Operating Rankings


Definition

An Operating Ranking is the tabulation of Operating Ranks of several companies for one time period.

It is admissible to consolidate several Operating Rankings by way of averaging.

Description

Operating Rankings make different businesses directly comparable by indexing operating performance. Indexing measures true operating performance independent of external economic factors, called Operating Alpha, and converts absolute values of value driver performance metrics to percentile rank relative values within each company's own Peer Universe.

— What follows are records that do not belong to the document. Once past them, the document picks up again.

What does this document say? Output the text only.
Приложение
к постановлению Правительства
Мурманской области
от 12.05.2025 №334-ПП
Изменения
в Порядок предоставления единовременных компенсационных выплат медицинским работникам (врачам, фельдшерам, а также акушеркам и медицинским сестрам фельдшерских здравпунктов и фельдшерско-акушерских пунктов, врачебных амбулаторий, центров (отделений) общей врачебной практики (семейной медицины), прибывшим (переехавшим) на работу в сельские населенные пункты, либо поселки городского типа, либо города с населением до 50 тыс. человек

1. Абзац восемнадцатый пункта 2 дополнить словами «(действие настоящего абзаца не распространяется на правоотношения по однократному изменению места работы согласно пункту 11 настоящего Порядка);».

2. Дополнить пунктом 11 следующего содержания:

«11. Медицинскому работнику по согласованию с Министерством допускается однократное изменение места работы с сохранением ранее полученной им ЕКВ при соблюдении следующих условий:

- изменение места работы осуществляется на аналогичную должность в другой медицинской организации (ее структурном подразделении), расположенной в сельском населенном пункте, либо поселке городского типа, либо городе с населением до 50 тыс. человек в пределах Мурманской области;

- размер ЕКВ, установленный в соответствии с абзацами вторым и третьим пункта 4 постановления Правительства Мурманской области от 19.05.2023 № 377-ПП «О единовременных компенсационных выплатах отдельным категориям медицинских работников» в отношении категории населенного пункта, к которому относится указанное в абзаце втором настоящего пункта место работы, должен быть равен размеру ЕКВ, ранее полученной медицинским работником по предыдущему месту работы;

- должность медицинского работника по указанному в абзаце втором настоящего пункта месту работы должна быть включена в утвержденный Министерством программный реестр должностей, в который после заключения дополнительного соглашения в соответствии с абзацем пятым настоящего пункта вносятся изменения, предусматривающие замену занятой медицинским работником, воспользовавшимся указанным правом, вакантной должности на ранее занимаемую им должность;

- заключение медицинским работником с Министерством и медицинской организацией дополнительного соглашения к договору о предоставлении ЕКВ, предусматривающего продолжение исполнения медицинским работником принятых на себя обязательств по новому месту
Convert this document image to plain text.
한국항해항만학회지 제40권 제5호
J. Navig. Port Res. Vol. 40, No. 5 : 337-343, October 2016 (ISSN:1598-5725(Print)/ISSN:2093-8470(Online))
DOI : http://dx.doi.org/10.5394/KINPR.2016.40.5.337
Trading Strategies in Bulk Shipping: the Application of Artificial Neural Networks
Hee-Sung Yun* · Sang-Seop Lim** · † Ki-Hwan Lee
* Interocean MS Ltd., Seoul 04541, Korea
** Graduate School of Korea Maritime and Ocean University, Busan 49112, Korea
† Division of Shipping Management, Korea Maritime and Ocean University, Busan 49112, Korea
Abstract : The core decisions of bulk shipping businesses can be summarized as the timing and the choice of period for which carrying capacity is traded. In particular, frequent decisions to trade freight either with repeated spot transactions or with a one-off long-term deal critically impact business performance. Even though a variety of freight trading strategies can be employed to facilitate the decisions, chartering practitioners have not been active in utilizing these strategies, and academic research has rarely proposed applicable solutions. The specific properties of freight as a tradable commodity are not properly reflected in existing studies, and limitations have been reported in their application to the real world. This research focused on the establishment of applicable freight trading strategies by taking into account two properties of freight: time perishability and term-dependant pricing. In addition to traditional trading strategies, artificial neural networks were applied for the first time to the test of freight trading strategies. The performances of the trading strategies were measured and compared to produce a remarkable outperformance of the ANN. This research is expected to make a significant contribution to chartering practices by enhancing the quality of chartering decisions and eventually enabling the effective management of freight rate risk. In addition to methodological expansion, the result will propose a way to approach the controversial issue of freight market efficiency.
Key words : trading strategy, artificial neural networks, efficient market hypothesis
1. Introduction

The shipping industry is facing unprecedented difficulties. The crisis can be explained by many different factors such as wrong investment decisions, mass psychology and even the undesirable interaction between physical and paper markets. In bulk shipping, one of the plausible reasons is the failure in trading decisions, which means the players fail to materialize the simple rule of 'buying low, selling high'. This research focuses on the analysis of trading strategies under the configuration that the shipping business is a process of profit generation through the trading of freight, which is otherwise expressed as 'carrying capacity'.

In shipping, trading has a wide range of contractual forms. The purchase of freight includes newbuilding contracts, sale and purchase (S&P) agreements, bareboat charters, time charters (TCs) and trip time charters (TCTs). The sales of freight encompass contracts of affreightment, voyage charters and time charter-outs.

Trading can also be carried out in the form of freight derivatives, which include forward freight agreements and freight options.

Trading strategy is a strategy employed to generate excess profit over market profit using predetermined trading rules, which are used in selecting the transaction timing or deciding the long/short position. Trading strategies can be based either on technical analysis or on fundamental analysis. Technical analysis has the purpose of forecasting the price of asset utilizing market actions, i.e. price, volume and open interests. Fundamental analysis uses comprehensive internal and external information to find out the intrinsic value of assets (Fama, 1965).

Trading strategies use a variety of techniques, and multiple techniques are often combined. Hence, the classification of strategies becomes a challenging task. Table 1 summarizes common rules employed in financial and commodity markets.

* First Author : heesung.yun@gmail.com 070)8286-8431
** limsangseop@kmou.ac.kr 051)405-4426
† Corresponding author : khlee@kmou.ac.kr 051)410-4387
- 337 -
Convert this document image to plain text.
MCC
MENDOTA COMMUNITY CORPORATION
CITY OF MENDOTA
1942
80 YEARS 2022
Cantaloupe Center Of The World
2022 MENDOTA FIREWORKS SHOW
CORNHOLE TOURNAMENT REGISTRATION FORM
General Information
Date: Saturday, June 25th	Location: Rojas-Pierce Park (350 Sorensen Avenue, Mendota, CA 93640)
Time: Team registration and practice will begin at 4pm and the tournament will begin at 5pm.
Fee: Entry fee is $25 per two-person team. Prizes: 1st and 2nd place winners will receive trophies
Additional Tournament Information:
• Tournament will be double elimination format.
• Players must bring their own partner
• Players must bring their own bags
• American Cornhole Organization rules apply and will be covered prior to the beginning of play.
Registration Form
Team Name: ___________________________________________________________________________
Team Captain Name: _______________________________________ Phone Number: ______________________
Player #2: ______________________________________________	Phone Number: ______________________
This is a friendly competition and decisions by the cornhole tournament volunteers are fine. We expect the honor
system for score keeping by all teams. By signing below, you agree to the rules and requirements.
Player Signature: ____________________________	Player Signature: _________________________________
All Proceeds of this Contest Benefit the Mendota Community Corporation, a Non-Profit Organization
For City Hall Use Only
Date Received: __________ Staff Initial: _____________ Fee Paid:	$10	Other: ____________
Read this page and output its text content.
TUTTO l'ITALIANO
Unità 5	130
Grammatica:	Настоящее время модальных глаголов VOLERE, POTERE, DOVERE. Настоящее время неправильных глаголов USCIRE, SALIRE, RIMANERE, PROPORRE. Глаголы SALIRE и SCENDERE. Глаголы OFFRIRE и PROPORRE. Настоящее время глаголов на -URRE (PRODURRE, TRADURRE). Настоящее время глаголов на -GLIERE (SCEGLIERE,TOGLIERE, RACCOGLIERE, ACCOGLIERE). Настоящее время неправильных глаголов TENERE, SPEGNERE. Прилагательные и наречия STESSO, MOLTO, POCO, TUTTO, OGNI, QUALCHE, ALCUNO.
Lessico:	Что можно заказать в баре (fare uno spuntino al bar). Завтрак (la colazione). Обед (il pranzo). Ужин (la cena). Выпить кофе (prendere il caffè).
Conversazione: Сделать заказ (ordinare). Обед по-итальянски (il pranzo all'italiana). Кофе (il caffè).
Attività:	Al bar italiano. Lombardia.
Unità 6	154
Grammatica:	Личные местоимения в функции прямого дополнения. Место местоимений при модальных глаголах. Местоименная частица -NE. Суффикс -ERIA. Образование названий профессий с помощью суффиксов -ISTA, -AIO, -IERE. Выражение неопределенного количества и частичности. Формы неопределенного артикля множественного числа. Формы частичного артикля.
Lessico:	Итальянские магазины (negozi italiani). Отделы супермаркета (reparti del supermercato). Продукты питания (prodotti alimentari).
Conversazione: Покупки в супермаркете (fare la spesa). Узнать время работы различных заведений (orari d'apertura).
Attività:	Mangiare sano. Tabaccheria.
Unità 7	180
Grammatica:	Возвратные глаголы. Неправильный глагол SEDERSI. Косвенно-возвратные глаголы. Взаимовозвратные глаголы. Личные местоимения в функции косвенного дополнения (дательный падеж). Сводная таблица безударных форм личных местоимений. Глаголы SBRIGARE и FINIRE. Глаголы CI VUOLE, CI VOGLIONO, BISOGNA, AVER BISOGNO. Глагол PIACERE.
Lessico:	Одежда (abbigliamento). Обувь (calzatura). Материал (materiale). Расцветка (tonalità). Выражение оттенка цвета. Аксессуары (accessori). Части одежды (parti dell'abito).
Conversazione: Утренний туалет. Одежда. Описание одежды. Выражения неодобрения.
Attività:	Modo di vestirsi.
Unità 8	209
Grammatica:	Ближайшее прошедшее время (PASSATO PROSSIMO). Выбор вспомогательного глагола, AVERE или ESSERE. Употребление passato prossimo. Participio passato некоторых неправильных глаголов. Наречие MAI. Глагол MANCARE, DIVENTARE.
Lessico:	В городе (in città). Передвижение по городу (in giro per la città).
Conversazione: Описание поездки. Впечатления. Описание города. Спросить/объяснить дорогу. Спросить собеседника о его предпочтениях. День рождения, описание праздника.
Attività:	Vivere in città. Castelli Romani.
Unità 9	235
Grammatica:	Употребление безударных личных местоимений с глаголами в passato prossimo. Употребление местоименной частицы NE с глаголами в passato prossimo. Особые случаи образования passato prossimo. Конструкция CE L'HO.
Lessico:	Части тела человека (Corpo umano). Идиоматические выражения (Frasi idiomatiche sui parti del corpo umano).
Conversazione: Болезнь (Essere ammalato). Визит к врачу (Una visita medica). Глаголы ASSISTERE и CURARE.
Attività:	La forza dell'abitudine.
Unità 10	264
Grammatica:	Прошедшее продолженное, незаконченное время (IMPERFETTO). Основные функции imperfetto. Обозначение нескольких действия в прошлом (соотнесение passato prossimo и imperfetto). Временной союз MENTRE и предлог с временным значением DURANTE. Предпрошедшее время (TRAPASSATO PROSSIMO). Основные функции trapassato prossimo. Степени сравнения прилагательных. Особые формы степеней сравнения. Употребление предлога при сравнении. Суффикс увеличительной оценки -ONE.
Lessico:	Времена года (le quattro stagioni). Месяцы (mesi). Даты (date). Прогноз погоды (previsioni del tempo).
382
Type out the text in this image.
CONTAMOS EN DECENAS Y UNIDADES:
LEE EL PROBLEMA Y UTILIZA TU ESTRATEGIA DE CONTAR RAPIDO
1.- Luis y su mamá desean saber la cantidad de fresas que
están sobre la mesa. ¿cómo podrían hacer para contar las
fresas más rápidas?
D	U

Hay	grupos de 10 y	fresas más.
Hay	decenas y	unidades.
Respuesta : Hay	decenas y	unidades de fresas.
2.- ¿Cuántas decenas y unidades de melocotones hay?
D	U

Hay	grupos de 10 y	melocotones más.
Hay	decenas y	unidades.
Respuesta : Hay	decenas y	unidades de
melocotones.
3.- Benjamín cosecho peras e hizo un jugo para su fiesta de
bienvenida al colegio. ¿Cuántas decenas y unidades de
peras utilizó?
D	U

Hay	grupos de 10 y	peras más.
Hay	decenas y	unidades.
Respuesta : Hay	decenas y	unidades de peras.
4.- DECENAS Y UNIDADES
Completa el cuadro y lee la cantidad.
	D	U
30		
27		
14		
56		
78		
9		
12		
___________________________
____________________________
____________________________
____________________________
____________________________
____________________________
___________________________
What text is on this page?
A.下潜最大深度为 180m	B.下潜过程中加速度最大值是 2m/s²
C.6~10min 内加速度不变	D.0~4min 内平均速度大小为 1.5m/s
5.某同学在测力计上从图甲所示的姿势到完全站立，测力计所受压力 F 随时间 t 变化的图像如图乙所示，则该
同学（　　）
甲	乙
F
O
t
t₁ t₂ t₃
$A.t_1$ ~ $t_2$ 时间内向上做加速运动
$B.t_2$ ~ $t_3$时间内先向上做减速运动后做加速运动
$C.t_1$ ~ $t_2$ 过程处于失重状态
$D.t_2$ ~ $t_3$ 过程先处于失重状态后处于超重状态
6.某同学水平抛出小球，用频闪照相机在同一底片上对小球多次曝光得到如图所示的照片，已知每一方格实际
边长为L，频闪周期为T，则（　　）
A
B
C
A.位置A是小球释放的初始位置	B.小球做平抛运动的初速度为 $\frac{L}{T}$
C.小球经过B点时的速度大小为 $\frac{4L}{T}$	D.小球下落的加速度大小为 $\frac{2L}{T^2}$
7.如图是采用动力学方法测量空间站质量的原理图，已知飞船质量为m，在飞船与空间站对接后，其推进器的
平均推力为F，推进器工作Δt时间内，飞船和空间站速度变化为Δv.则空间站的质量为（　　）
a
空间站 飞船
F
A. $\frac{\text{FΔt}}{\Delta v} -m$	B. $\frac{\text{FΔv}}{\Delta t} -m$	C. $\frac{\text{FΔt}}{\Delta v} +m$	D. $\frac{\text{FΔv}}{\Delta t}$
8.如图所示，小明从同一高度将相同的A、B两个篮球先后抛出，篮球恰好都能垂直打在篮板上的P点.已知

Thus with Operating Rankings business in different industries and markets can be compared on the basis of their Operating Alpha created, as measured by its rank. Operating Rankings measure the three main drivers of value: sales growth, profit margins, and asset turns, as well as the combined rank of all three, averaged together.



Application

Operating Rankings are especially useful for strategic capital allocation, portfolio analysis, and M&A decisions; as pre-due diligence for private equity firms; and to audit existing portfolios and evaluate new investments for private investors.

Investors need hard facts for investment strategies and financial models. Thus, the research company Obermatt uses Operating Rankings for the assessment of investment portfolios. The corresponding metrics can be transferred into quantitative investment models.

Examples

The Obermatt Bonus Index of the SMI/SPI, DAX, and other stock markets are real-world examples using the Operating Ranking tool.